Search code examples
databasepostgresqldumppg-dumpall

Removing duplicate schema/tables from a postgres database that had a dump all restored to it


Today I accidentally restored a pg_dumpall file to the database that that dumpall was generated from. This restore has caused a ton of duplicates of certain ID's and such.

This is a complex production database and it hasn't corrupted the entire database but its really affecting the ability to change things on the site that uses it. Now I know I could just cut my losses and reset the database to the original pg_dumpall (it was as recent as last night) but that would mean that a full day's work/posting on the site that uses the database would be lost.

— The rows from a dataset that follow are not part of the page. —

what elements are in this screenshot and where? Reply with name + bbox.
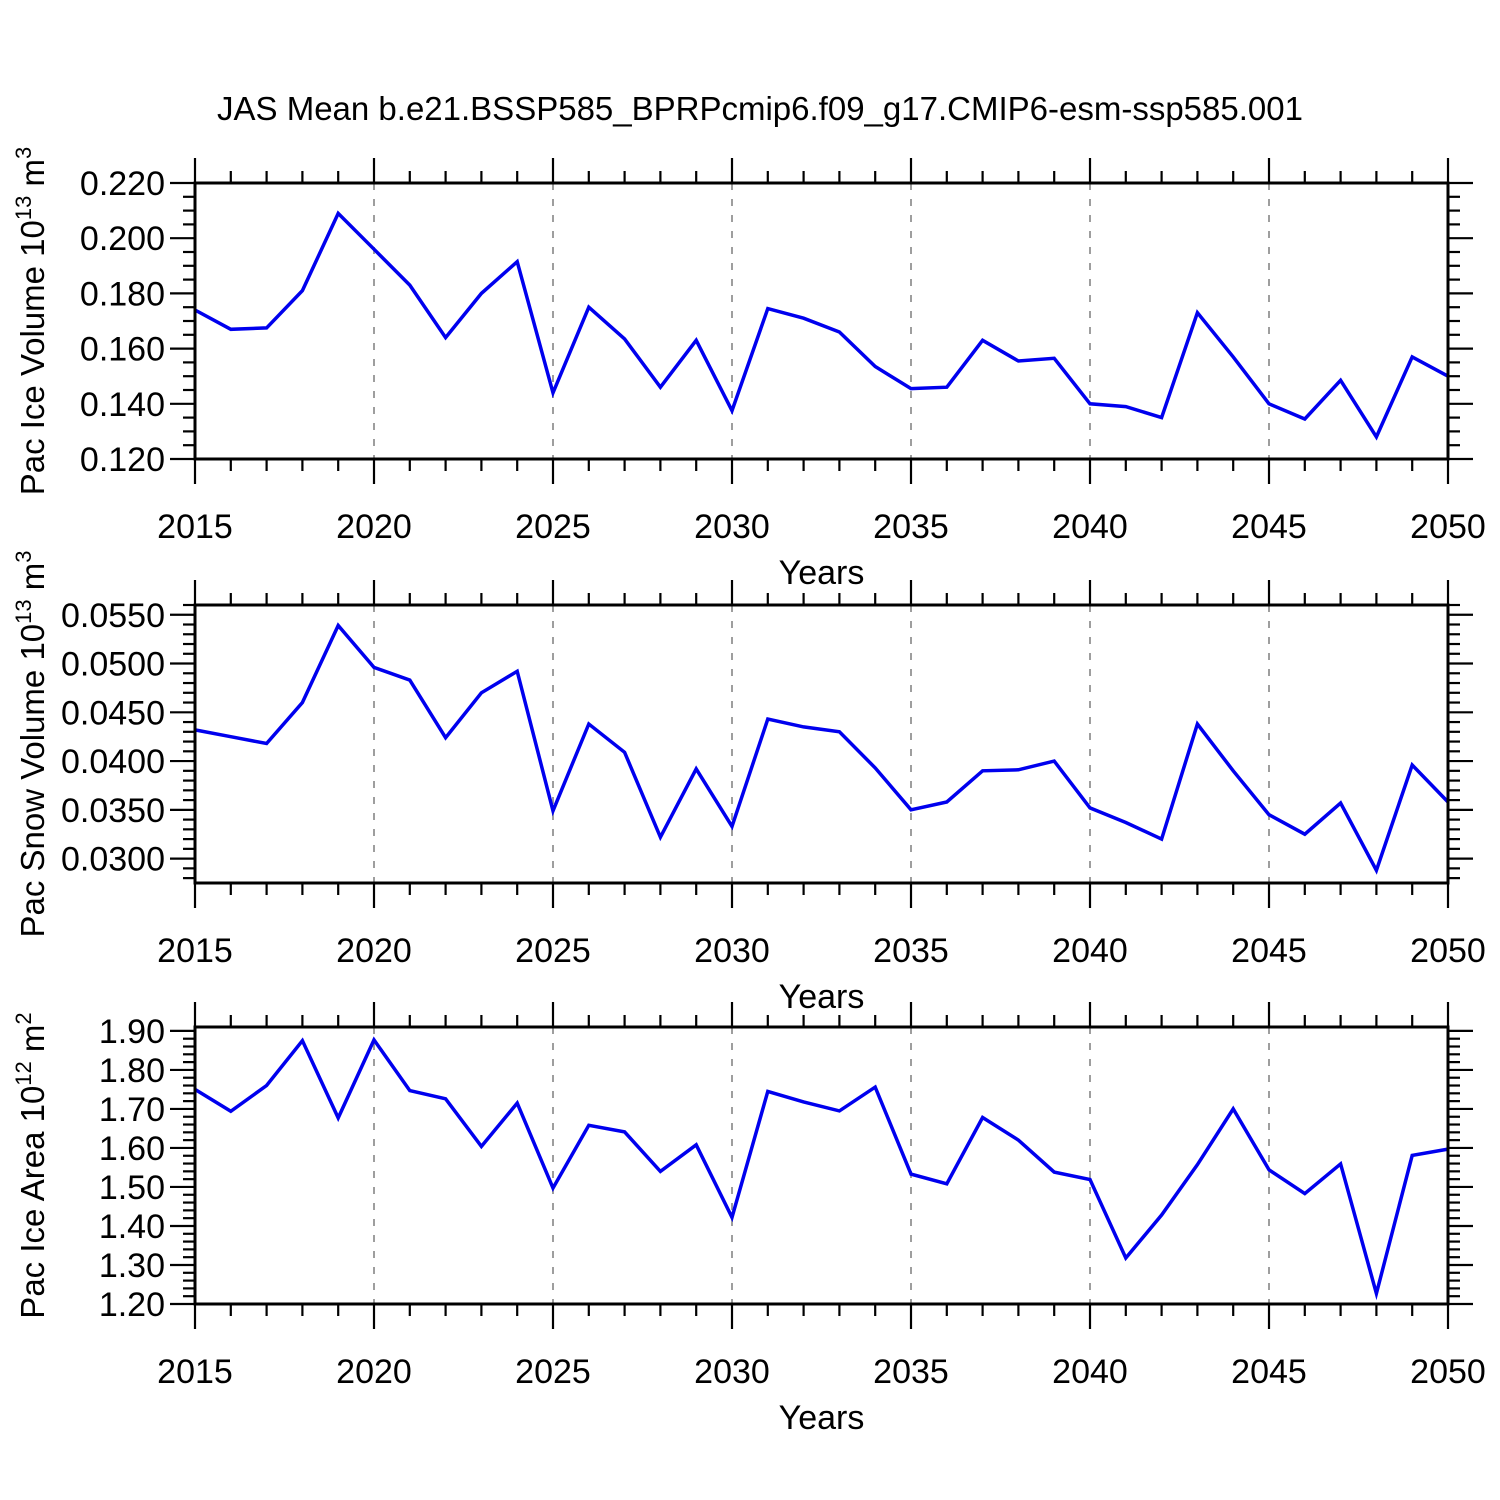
x-tick-label: 2045	[1231, 1353, 1307, 1391]
y-tick-label: 1.40	[99, 1208, 165, 1246]
x-tick-label: 2030	[694, 508, 770, 546]
x-axis-title: Years	[779, 554, 865, 592]
plot-box	[193, 181, 1450, 461]
y-tick-label: 1.50	[99, 1169, 165, 1207]
data-line-pac-snow-volume	[194, 622, 1450, 875]
y-tick-label: 1.30	[99, 1247, 165, 1285]
y-tick-label: 0.120	[80, 441, 165, 479]
x-tick-label: 2015	[157, 508, 233, 546]
x-tick-label: 2030	[694, 932, 770, 970]
y-tick-label: 1.90	[99, 1013, 165, 1051]
data-line-pac-ice-volume	[194, 210, 1449, 441]
x-axis-title: Years	[779, 978, 865, 1016]
x-tick-label: 2035	[873, 508, 949, 546]
x-tick-label: 2040	[1052, 1353, 1128, 1391]
x-tick-label: 2040	[1052, 932, 1128, 970]
x-tick-label: 2015	[157, 932, 233, 970]
y-tick-label: 1.60	[99, 1130, 165, 1168]
y-tick-label: 0.220	[80, 165, 165, 203]
x-tick-label: 2050	[1410, 932, 1486, 970]
x-tick-label: 2050	[1410, 508, 1486, 546]
plot-box	[193, 1025, 1450, 1306]
x-tick-label: 2045	[1231, 932, 1307, 970]
figure-title: JAS Mean b.e21.BSSP585_BPRPcmip6.f09_g17…	[217, 90, 1303, 127]
x-axis-title: Years	[779, 1399, 865, 1437]
y-tick-label: 0.200	[80, 220, 165, 258]
y-tick-label: 1.80	[99, 1052, 165, 1090]
chart-pac-ice-volume: 2015 2020 2025 2030 2035 2040 2045 2050 0.120 0.1…	[11, 147, 1486, 592]
y-tick-label: 0.0450	[61, 694, 165, 732]
y-tick-label: 0.180	[80, 275, 165, 313]
x-tick-label: 2020	[336, 932, 412, 970]
x-tick-label: 2035	[873, 932, 949, 970]
x-tick-label: 2035	[873, 1353, 949, 1391]
y-tick-label: 0.0300	[61, 841, 165, 879]
x-tick-label: 2040	[1052, 508, 1128, 546]
y-tick-label: 0.0350	[61, 792, 165, 830]
plot-box	[193, 603, 1450, 885]
x-tick-label: 2020	[336, 508, 412, 546]
x-tick-label: 2030	[694, 1353, 770, 1391]
y-tick-label: 0.0500	[61, 646, 165, 684]
y-tick-label: 0.140	[80, 386, 165, 424]
y-tick-label: 0.0400	[61, 743, 165, 781]
x-tick-label: 2025	[515, 1353, 591, 1391]
x-tick-label: 2025	[515, 508, 591, 546]
x-tick-label: 2045	[1231, 508, 1307, 546]
y-tick-label: 1.70	[99, 1091, 165, 1129]
x-tick-label: 2020	[336, 1353, 412, 1391]
y-tick-label: 0.160	[80, 331, 165, 369]
y-axis-title: Pac Snow Volume 1013 m3	[11, 550, 51, 937]
x-tick-label: 2025	[515, 932, 591, 970]
chart-pac-snow-volume: 2015 2020 2025 2030 2035 2040 2045 2050 0.0300 0.…	[11, 550, 1486, 1016]
chart-pac-ice-area: 2015 2020 2025 2030 2035 2040 2045 2050 1.201.30…	[11, 1002, 1486, 1437]
y-axis-title: Pac Ice Area 1012 m2	[11, 1012, 51, 1318]
y-tick-label: 1.20	[99, 1286, 165, 1324]
data-line-pac-ice-area	[194, 1036, 1449, 1301]
x-tick-label: 2050	[1410, 1353, 1486, 1391]
y-axis-title: Pac Ice Volume 1013 m3	[11, 147, 51, 496]
x-tick-label: 2015	[157, 1353, 233, 1391]
y-tick-label: 0.0550	[61, 597, 165, 635]
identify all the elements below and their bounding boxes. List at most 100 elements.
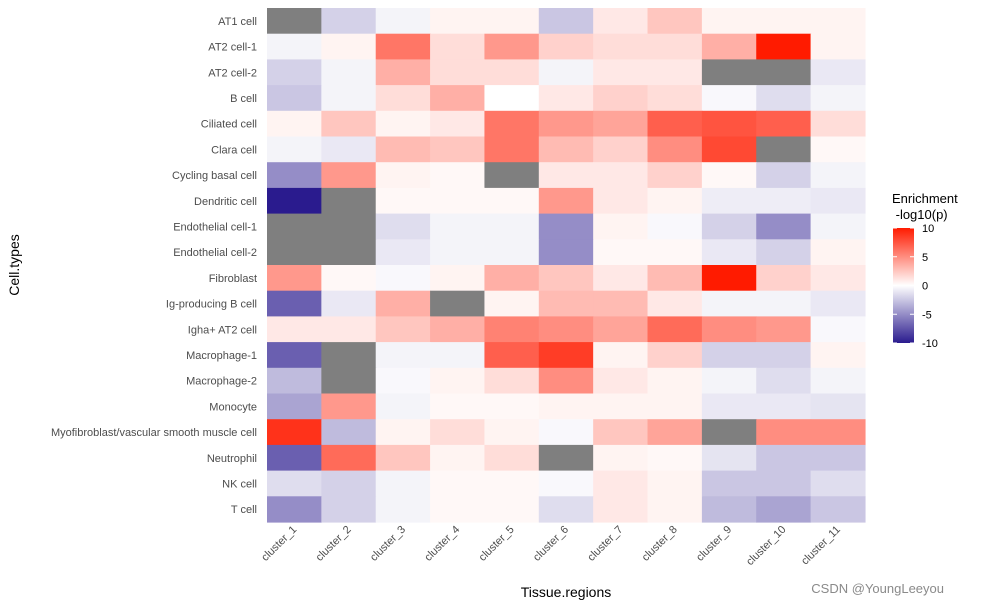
heatmap-cell: [430, 33, 486, 60]
heatmap-cell: [647, 470, 703, 497]
heatmap-cell: [647, 162, 703, 189]
y-tick-label: Macrophage-1: [186, 350, 257, 362]
heatmap-cell: [647, 110, 703, 138]
heatmap-cell: [375, 444, 431, 472]
heatmap-cell: [430, 393, 486, 420]
heatmap-cell: [321, 239, 377, 266]
heatmap-cell: [538, 290, 594, 317]
y-tick-label: Neutrophil: [207, 453, 257, 465]
heatmap-cell: [593, 85, 649, 112]
heatmap-cell: [810, 367, 866, 395]
heatmap-cell: [701, 444, 757, 472]
heatmap-cell: [484, 59, 540, 86]
heatmap-cell: [484, 444, 540, 472]
heatmap-cell: [484, 187, 540, 215]
y-tick-label: Ig-producing B cell: [166, 299, 257, 311]
heatmap-cell: [267, 213, 322, 240]
heatmap-cell: [810, 239, 866, 266]
heatmap-cell: [267, 8, 322, 35]
heatmap-cell: [375, 213, 431, 240]
heatmap-cell: [267, 239, 322, 266]
heatmap-cell: [375, 470, 431, 497]
heatmap-cell: [593, 393, 649, 420]
heatmap-cell: [484, 239, 540, 266]
x-tick-label: cluster_10: [744, 524, 788, 568]
heatmap-cell: [484, 213, 540, 240]
heatmap-cell: [647, 367, 703, 395]
heatmap-cell: [647, 496, 703, 523]
heatmap-cell: [538, 162, 594, 189]
y-tick-label: AT2 cell-1: [208, 42, 257, 54]
x-tick-label: cluster_5: [477, 524, 517, 564]
heatmap-cell: [267, 187, 322, 215]
heatmap-cell: [701, 162, 757, 189]
heatmap-cell: [756, 444, 812, 472]
heatmap-cell: [701, 367, 757, 395]
x-tick-labels: cluster_1 cluster_2 cluster_3 cluster_4 clus…: [259, 524, 843, 568]
heatmap-cell: [321, 187, 377, 215]
heatmap-cell: [484, 8, 540, 35]
heatmap-cell: [593, 187, 649, 215]
heatmap-cell: [321, 393, 377, 420]
heatmap-cell: [538, 419, 594, 446]
heatmap-cell: [375, 265, 431, 292]
x-tick-label: cluster_7: [585, 524, 625, 564]
legend-title-line1: Enrichment: [892, 191, 958, 206]
heatmap-cell: [810, 213, 866, 240]
heatmap-cell: [756, 213, 812, 240]
heatmap-cell: [484, 342, 540, 369]
heatmap-cell: [375, 136, 431, 163]
heatmap-cell: [647, 8, 703, 35]
legend-tick-label: 5: [922, 252, 928, 264]
heatmap-cell: [756, 136, 812, 163]
y-tick-label: Endothelial cell-1: [173, 221, 257, 233]
legend-tick-label: 10: [922, 223, 934, 235]
heatmap-cell: [756, 85, 812, 112]
heatmap-cell: [321, 342, 377, 369]
heatmap-cell: [321, 33, 377, 60]
heatmap-cell: [593, 213, 649, 240]
heatmap-cell: [267, 496, 322, 523]
heatmap-cell: [375, 8, 431, 35]
heatmap-cell: [647, 239, 703, 266]
heatmap-cell: [538, 316, 594, 343]
heatmap-cell: [484, 162, 540, 189]
heatmap-cell: [647, 136, 703, 163]
heatmap-cell: [756, 110, 812, 138]
heatmap-cell: [701, 110, 757, 138]
heatmap-cell: [701, 290, 757, 317]
heatmap-cell: [593, 265, 649, 292]
heatmap-cell: [756, 290, 812, 317]
heatmap-cell: [321, 367, 377, 395]
heatmap-cell: [267, 342, 322, 369]
heatmap-cell: [593, 444, 649, 472]
heatmap-cell: [810, 136, 866, 163]
heatmap-cell: [810, 316, 866, 343]
heatmap-cell: [538, 265, 594, 292]
heatmap-cell: [647, 187, 703, 215]
watermark: CSDN @YoungLeeyou: [811, 581, 944, 596]
heatmap-cell: [593, 110, 649, 138]
heatmap-cell: [701, 187, 757, 215]
heatmap-cell: [484, 470, 540, 497]
heatmap-cell: [375, 187, 431, 215]
x-tick-label: cluster_8: [640, 524, 680, 564]
heatmap-cell: [484, 316, 540, 343]
heatmap-cell: [484, 33, 540, 60]
y-tick-label: Macrophage-2: [186, 376, 257, 388]
heatmap-cell: [375, 59, 431, 86]
heatmap-cell: [756, 8, 812, 35]
heatmap-cell: [538, 367, 594, 395]
heatmap-cell: [375, 342, 431, 369]
heatmap-cell: [321, 8, 377, 35]
heatmap-cell: [538, 496, 594, 523]
heatmap-cell: [756, 265, 812, 292]
x-tick-label: cluster_9: [694, 524, 734, 564]
y-tick-label: Igha+ AT2 cell: [188, 324, 257, 336]
heatmap-cell: [593, 8, 649, 35]
legend-tick-label: -5: [922, 309, 932, 321]
heatmap-cell: [375, 419, 431, 446]
heatmap-cell: [810, 110, 866, 138]
heatmap-cell: [267, 110, 322, 138]
heatmap-cell: [267, 316, 322, 343]
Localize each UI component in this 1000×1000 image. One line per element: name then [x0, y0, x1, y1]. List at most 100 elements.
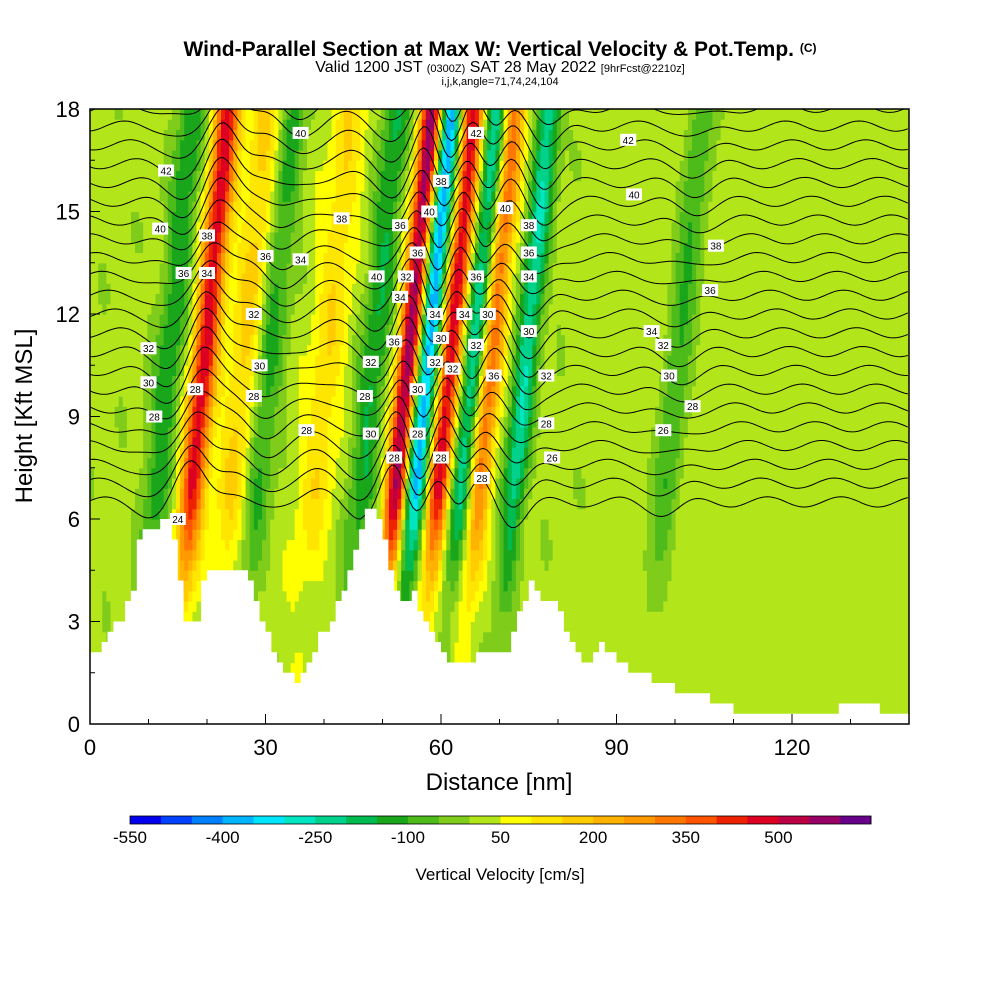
field-cell	[397, 508, 402, 520]
field-cell	[348, 344, 353, 356]
field-cell	[294, 119, 300, 130]
field-cell	[270, 201, 275, 213]
field-cell	[343, 375, 349, 387]
field-cell	[286, 334, 292, 346]
field-cell	[290, 467, 296, 479]
field-cell	[298, 631, 304, 643]
field-cell	[184, 293, 189, 305]
field-cell	[151, 314, 157, 325]
field-cell	[98, 467, 103, 479]
field-cell	[114, 283, 120, 294]
field-cell	[266, 601, 271, 612]
field-cell	[221, 396, 226, 407]
field-cell	[319, 519, 324, 530]
field-cell	[257, 129, 263, 141]
field-cell	[122, 396, 128, 407]
field-cell	[143, 139, 148, 151]
field-cell	[356, 529, 361, 541]
field-cell	[352, 519, 357, 530]
field-cell	[327, 519, 333, 530]
field-cell	[90, 529, 95, 541]
field-cell	[393, 262, 398, 274]
field-cell	[143, 406, 148, 418]
field-cell	[405, 478, 410, 489]
field-cell	[114, 242, 120, 253]
field-cell	[167, 109, 173, 120]
field-cell	[274, 293, 279, 305]
field-cell	[253, 549, 259, 561]
field-cell	[352, 211, 357, 223]
field-cell	[298, 601, 304, 612]
field-cell	[147, 180, 152, 192]
field-cell	[298, 314, 304, 325]
field-cell	[221, 293, 226, 305]
field-cell	[118, 252, 124, 264]
field-cell	[159, 488, 165, 500]
field-cell	[163, 457, 169, 469]
field-cell	[229, 303, 234, 315]
field-cell	[110, 293, 116, 305]
field-cell	[167, 273, 173, 284]
field-cell	[110, 365, 116, 376]
field-cell	[208, 221, 214, 233]
field-cell	[319, 334, 324, 346]
field-cell	[380, 478, 386, 489]
field-cell	[335, 365, 341, 376]
field-cell	[352, 252, 357, 264]
field-cell	[94, 642, 99, 653]
field-cell	[102, 385, 107, 397]
field-cell	[167, 252, 173, 264]
field-cell	[237, 498, 243, 510]
field-cell	[212, 170, 218, 182]
field-cell	[421, 560, 427, 571]
field-cell	[278, 406, 284, 418]
field-cell	[319, 211, 324, 223]
field-cell	[384, 201, 390, 213]
field-cell	[159, 437, 165, 448]
field-cell	[405, 262, 410, 274]
field-cell	[216, 437, 222, 448]
field-cell	[221, 478, 226, 489]
field-cell	[413, 150, 419, 161]
field-cell	[192, 252, 198, 264]
field-cell	[253, 590, 259, 602]
field-cell	[180, 355, 185, 366]
field-cell	[176, 221, 181, 233]
field-cell	[290, 283, 296, 294]
field-cell	[249, 139, 255, 151]
field-cell	[360, 324, 365, 336]
field-cell	[274, 303, 279, 315]
field-cell	[315, 406, 320, 418]
field-cell	[290, 570, 296, 582]
field-cell	[335, 457, 341, 469]
field-cell	[274, 129, 279, 141]
field-cell	[249, 191, 255, 202]
field-cell	[221, 170, 226, 182]
field-cell	[315, 416, 320, 428]
field-cell	[311, 631, 316, 643]
field-cell	[102, 119, 107, 130]
field-cell	[233, 201, 238, 213]
field-cell	[372, 170, 378, 182]
field-cell	[196, 570, 202, 582]
field-cell	[102, 447, 107, 459]
field-cell	[372, 293, 378, 305]
field-cell	[343, 170, 349, 182]
field-cell	[257, 160, 263, 171]
field-cell	[364, 293, 370, 305]
field-cell	[294, 160, 300, 171]
field-cell	[163, 498, 169, 510]
field-cell	[294, 539, 300, 551]
field-cell	[135, 426, 140, 438]
field-cell	[319, 570, 324, 582]
field-cell	[135, 314, 140, 325]
field-cell	[307, 221, 312, 233]
field-cell	[208, 109, 214, 120]
field-cell	[372, 119, 378, 130]
field-cell	[388, 191, 394, 202]
field-cell	[302, 109, 308, 120]
field-cell	[163, 314, 169, 325]
field-cell	[298, 242, 304, 253]
field-cell	[302, 611, 308, 623]
field-cell	[282, 385, 288, 397]
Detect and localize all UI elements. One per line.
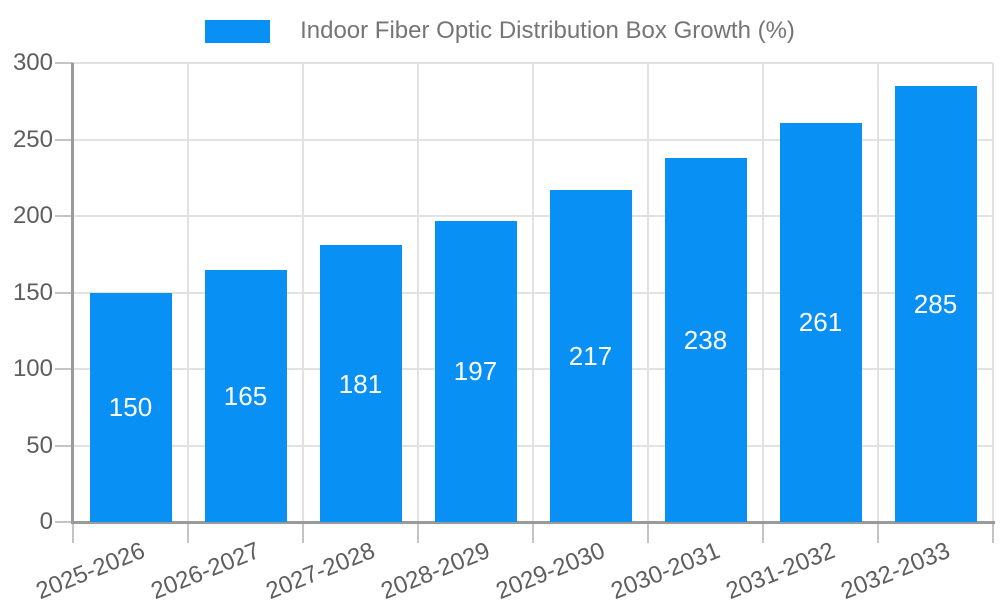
y-axis-label: 200 (12, 202, 53, 229)
bar-value-label: 150 (108, 392, 153, 423)
x-axis-tick (877, 523, 879, 543)
x-axis-tick (762, 523, 764, 543)
vertical-gridline (302, 63, 304, 522)
x-axis-tick (647, 523, 649, 543)
legend-swatch (205, 19, 271, 43)
bar-value-label: 165 (223, 380, 268, 411)
vertical-gridline (532, 63, 534, 522)
y-axis-tick (55, 521, 73, 523)
bar (89, 292, 172, 522)
x-axis-tick (187, 523, 189, 543)
bar (204, 269, 287, 522)
x-axis-tick (992, 523, 994, 543)
bar-value-label: 217 (568, 340, 613, 371)
y-axis-tick (55, 62, 73, 64)
legend: Indoor Fiber Optic Distribution Box Grow… (0, 18, 1000, 44)
y-axis-label: 250 (12, 125, 53, 153)
bar-value-label: 181 (338, 368, 383, 399)
bar (434, 220, 517, 522)
y-axis-label: 300 (12, 49, 53, 76)
vertical-gridline (992, 63, 994, 522)
y-axis-label: 50 (26, 431, 53, 459)
legend-label: Indoor Fiber Optic Distribution Box Grow… (300, 17, 795, 44)
y-axis-line (71, 63, 74, 524)
vertical-gridline (187, 63, 189, 522)
y-axis-tick (55, 291, 73, 294)
bar (894, 85, 977, 522)
x-axis-tick (72, 523, 74, 543)
bar-value-label: 261 (798, 307, 843, 338)
bar-value-label: 285 (913, 288, 958, 319)
y-axis-label: 0 (39, 508, 53, 535)
bar (549, 189, 632, 522)
vertical-gridline (877, 63, 879, 522)
y-axis-tick (55, 138, 73, 141)
bar-value-label: 238 (683, 324, 728, 355)
vertical-gridline (417, 63, 419, 522)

Is there anything I can do to remedy this situation?


Solution

  • Without primary keys, this is hard. With primary keys, this couldn't have happened. The best thing you can do is, IMHO:

    1. rename all your schemas (eg schema -> bad_schema)
    2. re-import last night's dump (without dropping the DB, of course)
    3. add PK constraints to all the new tables (this requires manual work!)
    4. for all schemas.tables: add rows from bad_schema.tableXXX to schema.tableXXX if they don't yet exist (this may require (non-unique) indexes on the bad_schema.XXX, corresponding to the intended FK's)
    5. (optionally) adjust the sequences to the existing max(value) in their corresponding column.

    If you don't understand the above (or if it is too much work) just take your losses, and install yesterday's backup. You could first rename the damaged database (or rename the schemas), and try to extract new records from it later.


    Summary: do realize that every (partly) solution requires Primary Keys in some way. A table without a PK is fragile and meaningless.